The aim of the present paper is to investigate the performance of a fractional-order sigma–delta modulator wherein the integer-order integrator is replaced by a fractional integrator of order \( \alpha \,(1 <\alpha < 2)\). A generalized approach to both linear frequency domain and non-linear time domain modeling and characterization of fractional-order sigma–delta modulator has been discussed. The performance of such modulator has been studied and compared with the corresponding integer-order modulators through simulation.

Appendix

For fractional-order modulators, \(H_n(e^{j\omega })\) is given by replacing z by \(e^{j\omega }\) in Eq. (10), i.e.
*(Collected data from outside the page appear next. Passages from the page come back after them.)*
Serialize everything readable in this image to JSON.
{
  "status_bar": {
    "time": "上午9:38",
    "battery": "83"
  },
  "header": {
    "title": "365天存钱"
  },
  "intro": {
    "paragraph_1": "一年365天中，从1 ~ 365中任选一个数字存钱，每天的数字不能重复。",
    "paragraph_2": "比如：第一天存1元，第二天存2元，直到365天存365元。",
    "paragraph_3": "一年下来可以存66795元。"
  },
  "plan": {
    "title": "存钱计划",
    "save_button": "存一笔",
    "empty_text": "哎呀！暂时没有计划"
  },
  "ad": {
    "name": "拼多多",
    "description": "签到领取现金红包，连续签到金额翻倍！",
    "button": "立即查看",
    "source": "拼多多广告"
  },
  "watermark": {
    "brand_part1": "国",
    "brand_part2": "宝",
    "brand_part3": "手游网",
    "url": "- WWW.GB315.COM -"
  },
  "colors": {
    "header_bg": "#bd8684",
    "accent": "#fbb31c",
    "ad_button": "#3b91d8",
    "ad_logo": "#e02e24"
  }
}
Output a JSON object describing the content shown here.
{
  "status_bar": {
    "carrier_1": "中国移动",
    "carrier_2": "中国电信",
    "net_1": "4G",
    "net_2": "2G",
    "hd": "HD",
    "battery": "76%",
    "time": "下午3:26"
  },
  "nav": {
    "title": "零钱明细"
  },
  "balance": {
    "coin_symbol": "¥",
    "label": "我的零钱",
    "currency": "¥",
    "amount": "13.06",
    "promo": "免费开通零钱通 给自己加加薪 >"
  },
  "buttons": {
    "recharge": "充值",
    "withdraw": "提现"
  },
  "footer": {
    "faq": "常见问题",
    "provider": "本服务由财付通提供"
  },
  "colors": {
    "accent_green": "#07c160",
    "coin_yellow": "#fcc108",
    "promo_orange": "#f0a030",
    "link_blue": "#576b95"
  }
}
$$\begin{aligned} H_n(e^{j\omega }) = \frac{(1-e^{-j\omega })^\alpha }{e^{-j\omega }+(1-e^{-j\omega })^\alpha }. \end{aligned}$$

Using the fact that if a stationary random process with power spectral density \(P(e^{j\omega })\) is input to a linear filter with transfer function \(H(e^{j\omega })\), the power spectral density of the output process is \(P(e^{j\omega })|H(e^{j\omega })|^2\), the power spectal density of quantization noise at modulator output is given by: \( P_{ny}(e^{j\omega }) = P_n(e^{j\omega })|H_n(e^{j\omega })|^2 \). Assuming white noise process, in-band noise power \(\sigma _{ny}^2 \) at the output of A/D is:

$$\begin{aligned} \sigma _{ny}^2 = \frac{1}{2\pi }\int _{-\omega _B}^{\omega _B}P_n(e^{j\omega })|H_n(e^{j\omega })|^2 \hbox {d}\omega = \frac{\sigma _n^2}{2\pi }\int _{-\omega _B}^{\omega _B}|H_n(e^{j\omega })|^2 \hbox {d}\omega . \end{aligned}$$

Unlike integer-order modulators, neither it is easy to perform the integration directly to get the in-band noise power nor to arrive at a tidy and closed form equation for in-band noise power as a function of oversampling ratio for fractional-order case which leaves only way of numeric integration to perform the task. Despite availability of several techniques, trapezoidal rule has been utilized in this work to perform the integration for its simplicity. After this, putting the values in the definition of SNR we found

$$\begin{aligned} SNR = 10\log \bigg (\frac{\sigma _x^2}{\sigma _{ny}^2}\bigg ) = 10\log \bigg (\frac{\sigma _x^2}{\sigma _e^2}\bigg )-10\log \bigg (\frac{1}{2\pi }\int _{-\omega _B}^{\omega _B}|H_n(e^{j\omega })|^2 \hbox {d}\omega \bigg ). \end{aligned}$$